Increase in serum uric acid levels prior to 24 weeks of gestation has been linked to risk of gestational diabetes mellitus (GDM) in an observational study recently published in the Journal of Clinical Endocrinology and Metabolism.1

Researchers retrospectively analyzed data of pregnant women with singleton pregnancies from February 2018 to June 2022 to investigate the association between serum uric acid levels before 24 weeks of gestation and subsequent odds of GDM and other adverse pregnancy outcomes.

Out of the 24,023 women included in the study, 3,204 (13.34%) developed GDM between 24 and 28 weeks of gestation. A strong association was observed between uric acid levels and risk of GDM, the primary outcome of the study. The relative risk for GDM was 1.43 among women with uric acid levels ranging from 240-300 µmol/L. The relative risk increased to 1.82 with rise in serum uric acid levels more than 300 µmol/L.

A similar association was observed between serum uric levels and the secondary outcomes of the study, which were GDM type A2 requiring medication for optimal glycemic control, preterm birth and GDM combined with preeclampsia.

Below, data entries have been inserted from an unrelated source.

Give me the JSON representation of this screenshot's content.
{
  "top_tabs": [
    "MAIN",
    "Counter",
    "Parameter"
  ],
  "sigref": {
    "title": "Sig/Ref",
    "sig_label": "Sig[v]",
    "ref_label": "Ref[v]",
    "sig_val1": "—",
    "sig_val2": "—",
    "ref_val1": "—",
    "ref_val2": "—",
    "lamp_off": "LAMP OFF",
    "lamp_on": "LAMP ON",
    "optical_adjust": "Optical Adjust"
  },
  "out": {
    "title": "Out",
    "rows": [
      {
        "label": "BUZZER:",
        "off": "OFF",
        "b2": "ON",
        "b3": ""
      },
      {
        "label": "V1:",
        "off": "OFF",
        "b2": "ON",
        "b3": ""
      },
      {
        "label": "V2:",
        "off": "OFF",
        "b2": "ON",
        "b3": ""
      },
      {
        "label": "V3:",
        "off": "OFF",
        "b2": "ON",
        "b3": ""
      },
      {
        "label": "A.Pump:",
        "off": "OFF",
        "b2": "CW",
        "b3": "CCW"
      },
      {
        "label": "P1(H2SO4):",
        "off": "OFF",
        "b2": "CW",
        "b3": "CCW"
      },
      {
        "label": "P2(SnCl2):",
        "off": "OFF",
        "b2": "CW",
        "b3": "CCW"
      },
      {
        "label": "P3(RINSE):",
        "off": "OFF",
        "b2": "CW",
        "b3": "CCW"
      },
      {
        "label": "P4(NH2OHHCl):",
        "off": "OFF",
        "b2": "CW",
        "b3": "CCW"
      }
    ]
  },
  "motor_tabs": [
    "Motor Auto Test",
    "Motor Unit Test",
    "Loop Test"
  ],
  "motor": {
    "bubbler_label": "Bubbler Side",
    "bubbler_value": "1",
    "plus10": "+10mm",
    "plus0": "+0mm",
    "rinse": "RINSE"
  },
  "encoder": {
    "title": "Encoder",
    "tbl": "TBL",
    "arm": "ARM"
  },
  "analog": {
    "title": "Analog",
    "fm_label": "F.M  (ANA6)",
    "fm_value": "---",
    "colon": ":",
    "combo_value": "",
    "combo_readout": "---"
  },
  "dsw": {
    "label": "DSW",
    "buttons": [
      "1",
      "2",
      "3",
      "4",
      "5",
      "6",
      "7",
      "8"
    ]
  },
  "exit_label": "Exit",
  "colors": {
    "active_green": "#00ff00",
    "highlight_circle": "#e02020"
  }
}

These findings show that detection of elevated uric acid levels before 24 weeks of gestation is associated with risk of gestational diabetes. The study further suggests that “the best time to test for uric acid is before 18 weeks of gestation”. Hence, monitoring of uric acid levels in early pregnancy may identify women at risk of GDM allowing early intervention.

Reference

  1. Yue C, Ying C, Li X. Elevated serum uric acid is associated with gestational diabetes mellitus: an observational cohort study. J Clin Endocrinol Metab. 2023;108(7):e480-e486.